Microsoft has redesigned the user interface for Windows 8 to make it more suitable for tablet devicesImage: Microsoft

Steven Sinofsky, Microsoft's president of Windows and Windows Live, revealed that the company has been working at cutting boot times for the OS.

"We designed Windows 8 so that you shouldn't have to boot all that often (and we are always going to work on reducing the number of required restarts due to patching running code). But when you do boot we want it to be as fast as possible. This is a very deep topic and we have a lot of folks focused on it," Sinofsky wrote on Microsoft's Building Windows 8 blog.

Also posting on the blog, Gabe Aul, a director of program management in Windows, said the speeded-up boot process is down to Windows 8 hibernating the kernel session, rather than shutting it down entirely.

"The key thing to remember though is that in a traditional shutdown, we close all of the user sessions, and in the kernel session we close services and devices to prepare for a complete shutdown.

"Now here’s the key difference for Windows 8: as in Windows 7, we close the user sessions, but instead of closing the kernel session, we hibernate it."

Windows 8 is "effectively saving the system state and memory contents to a file on disk (hiberfil.sys) and then reading that back in on resume and restoring contents back to memory. Using this technique with boot gives us a significant advantage for boot times, since reading the hiberfile in and reinitialising drivers is much faster on most systems," Aul added – between 30 to 70 per cent faster on most systems tested by Microsoft.

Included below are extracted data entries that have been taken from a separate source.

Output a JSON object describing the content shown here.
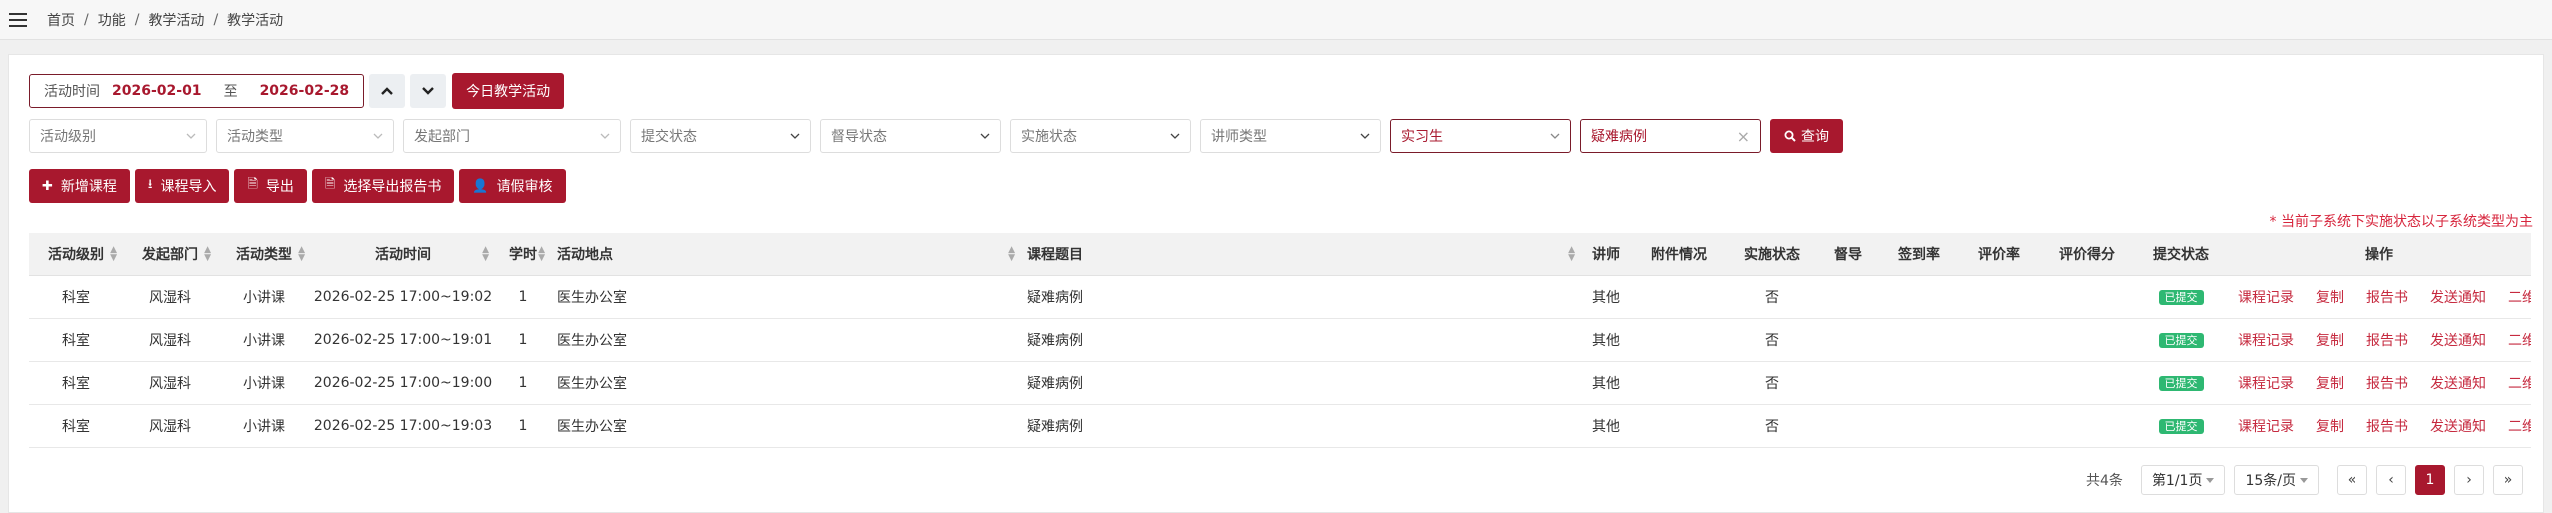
{
  "breadcrumb": [
    "首页",
    "功能",
    "教学活动",
    "教学活动"
  ],
  "date_filter": {
    "label": "活动时间",
    "start": "2026-02-01",
    "sep": "至",
    "end": "2026-02-28"
  },
  "today_label": "今日教学活动",
  "filters": [
    {
      "label": "活动级别",
      "value": ""
    },
    {
      "label": "活动类型",
      "value": ""
    },
    {
      "label": "发起部门",
      "value": ""
    },
    {
      "label": "提交状态",
      "value": ""
    },
    {
      "label": "督导状态",
      "value": ""
    },
    {
      "label": "实施状态",
      "value": ""
    },
    {
      "label": "讲师类型",
      "value": ""
    },
    {
      "label": "实习生",
      "value": "实习生"
    }
  ],
  "search": {
    "value": "疑难病例"
  },
  "query_label": "查询",
  "actions": [
    "新增课程",
    "课程导入",
    "导出",
    "选择导出报告书",
    "请假审核"
  ],
  "note": "* 当前子系统下实施状态以子系统类型为主",
  "columns": [
    "活动级别",
    "发起部门",
    "活动类型",
    "活动时间",
    "学时",
    "活动地点",
    "课程题目",
    "讲师",
    "附件情况",
    "实施状态",
    "督导",
    "签到率",
    "评价率",
    "评价得分",
    "提交状态",
    "操作"
  ],
  "rows": [
    {
      "level": "科室",
      "dept": "风湿科",
      "type": "小讲课",
      "time": "2026-02-25  17:00~19:02",
      "hours": "1",
      "place": "医生办公室",
      "topic": "疑难病例",
      "lecturer": "其他",
      "attach": "",
      "impl": "否",
      "supervise": "",
      "sign": "",
      "eval": "",
      "score": "",
      "submit": "已提交"
    },
    {
      "level": "科室",
      "dept": "风湿科",
      "type": "小讲课",
      "time": "2026-02-25  17:00~19:01",
      "hours": "1",
      "place": "医生办公室",
      "topic": "疑难病例",
      "lecturer": "其他",
      "attach": "",
      "impl": "否",
      "supervise": "",
      "sign": "",
      "eval": "",
      "score": "",
      "submit": "已提交"
    },
    {
      "level": "科室",
      "dept": "风湿科",
      "type": "小讲课",
      "time": "2026-02-25  17:00~19:00",
      "hours": "1",
      "place": "医生办公室",
      "topic": "疑难病例",
      "lecturer": "其他",
      "attach": "",
      "impl": "否",
      "supervise": "",
      "sign": "",
      "eval": "",
      "score": "",
      "submit": "已提交"
    },
    {
      "level": "科室",
      "dept": "风湿科",
      "type": "小讲课",
      "time": "2026-02-25  17:00~19:03",
      "hours": "1",
      "place": "医生办公室",
      "topic": "疑难病例",
      "lecturer": "其他",
      "attach": "",
      "impl": "否",
      "supervise": "",
      "sign": "",
      "eval": "",
      "score": "",
      "submit": "已提交"
    }
  ],
  "row_ops": [
    "课程记录",
    "复制",
    "报告书",
    "发送通知",
    "二维码"
  ],
  "pagination": {
    "total": "共4条",
    "page": "第1/1页",
    "size": "15条/页",
    "current": "1",
    "first": "«",
    "prev": "‹",
    "next": "›",
    "last": "»"
  },
  "colors": {
    "brand": "#a8182e",
    "badge": "#2eb872",
    "note": "#d7263d"
  }
}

In an earlier post this week on the Building Windows 8 blog, Microsoft also divulged that its Hyper-V hypervisor will feature in the upcoming OS.

Hyper-V will allow users to run multiple 32-bit or 64-bit OSes on a single Windows 8 machine.

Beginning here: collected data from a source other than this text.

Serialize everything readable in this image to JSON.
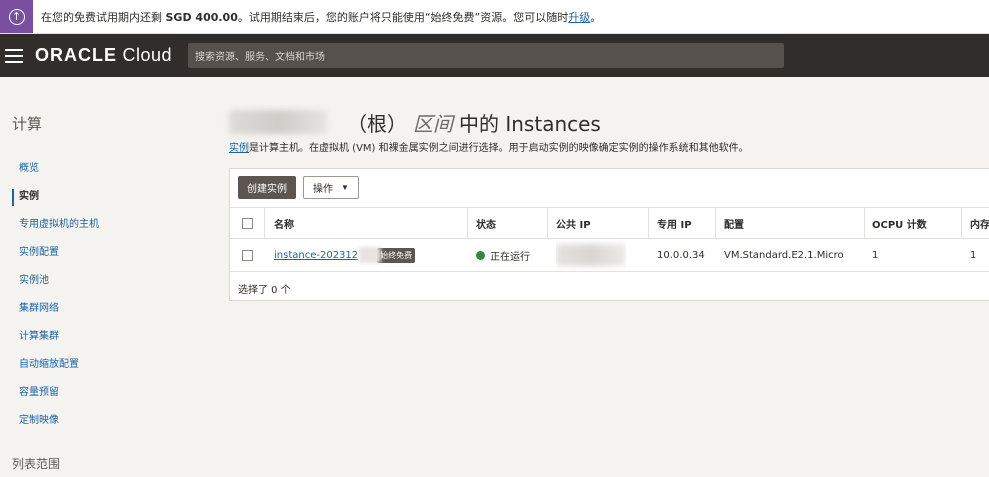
{
  "banner": {
    "icon": "arrow-up-circle-icon",
    "text_before": "在您的免费试用期内还剩 ",
    "amount": "SGD 400.00",
    "text_after": "。试用期结束后，您的账户将只能使用“始终免费”资源。您可以随时",
    "link": "升级",
    "end": "。"
  },
  "header": {
    "menu_icon": "hamburger-menu-icon",
    "logo_brand": "ORACLE",
    "logo_product": " Cloud",
    "search_placeholder": "搜索资源、服务、文档和市场"
  },
  "sidebar": {
    "title": "计算",
    "items": [
      {
        "label": "概览"
      },
      {
        "label": "实例"
      },
      {
        "label": "专用虚拟机的主机"
      },
      {
        "label": "实例配置"
      },
      {
        "label": "实例池"
      },
      {
        "label": "集群网络"
      },
      {
        "label": "计算集群"
      },
      {
        "label": "自动缩放配置"
      },
      {
        "label": "容量预留"
      },
      {
        "label": "定制映像"
      }
    ],
    "scope_label": "列表范围"
  },
  "main": {
    "title_paren": "（根）",
    "title_compartment": "区间",
    "title_suffix": "中的 Instances",
    "desc_link": "实例",
    "desc_text": "是计算主机。在虚拟机 (VM) 和裸金属实例之间进行选择。用于启动实例的映像确定实例的操作系统和其他软件。",
    "create_button": "创建实例",
    "actions_button": "操作",
    "columns": [
      "名称",
      "状态",
      "公共 IP",
      "专用 IP",
      "配置",
      "OCPU 计数",
      "内存"
    ],
    "rows": [
      {
        "name": "instance-202312",
        "badge": "始终免费",
        "status": "正在运行",
        "status_color": "#2e8b3e",
        "private_ip": "10.0.0.34",
        "shape": "VM.Standard.E2.1.Micro",
        "ocpu": "1",
        "memory": "1"
      }
    ],
    "selected_text": "选择了 0 个"
  },
  "colors": {
    "banner_icon_bg": "#7b4fa0",
    "topbar_bg": "#312d2a",
    "link": "#1a64a3"
  }
}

The decision to add Hyper-V – previously only found on Microsoft's Server OS, not its client OSes – are to cater for two particular types of users: software developers working across multiple platforms and clients and servers, and IT professionals looking to manage virtualised clients and servers, according to Microsoft.

"Hyper-V enables developers to easily maintain multiple test environments and provides a simple mechanism to quickly switch between these environments without incurring additional hardware costs… We also know that many of you use virtualisation to try out new things without risking changes to the PC you are actively using," Mathew John, a program manager on Microsoft's Hyper-V team, wrote on the blog.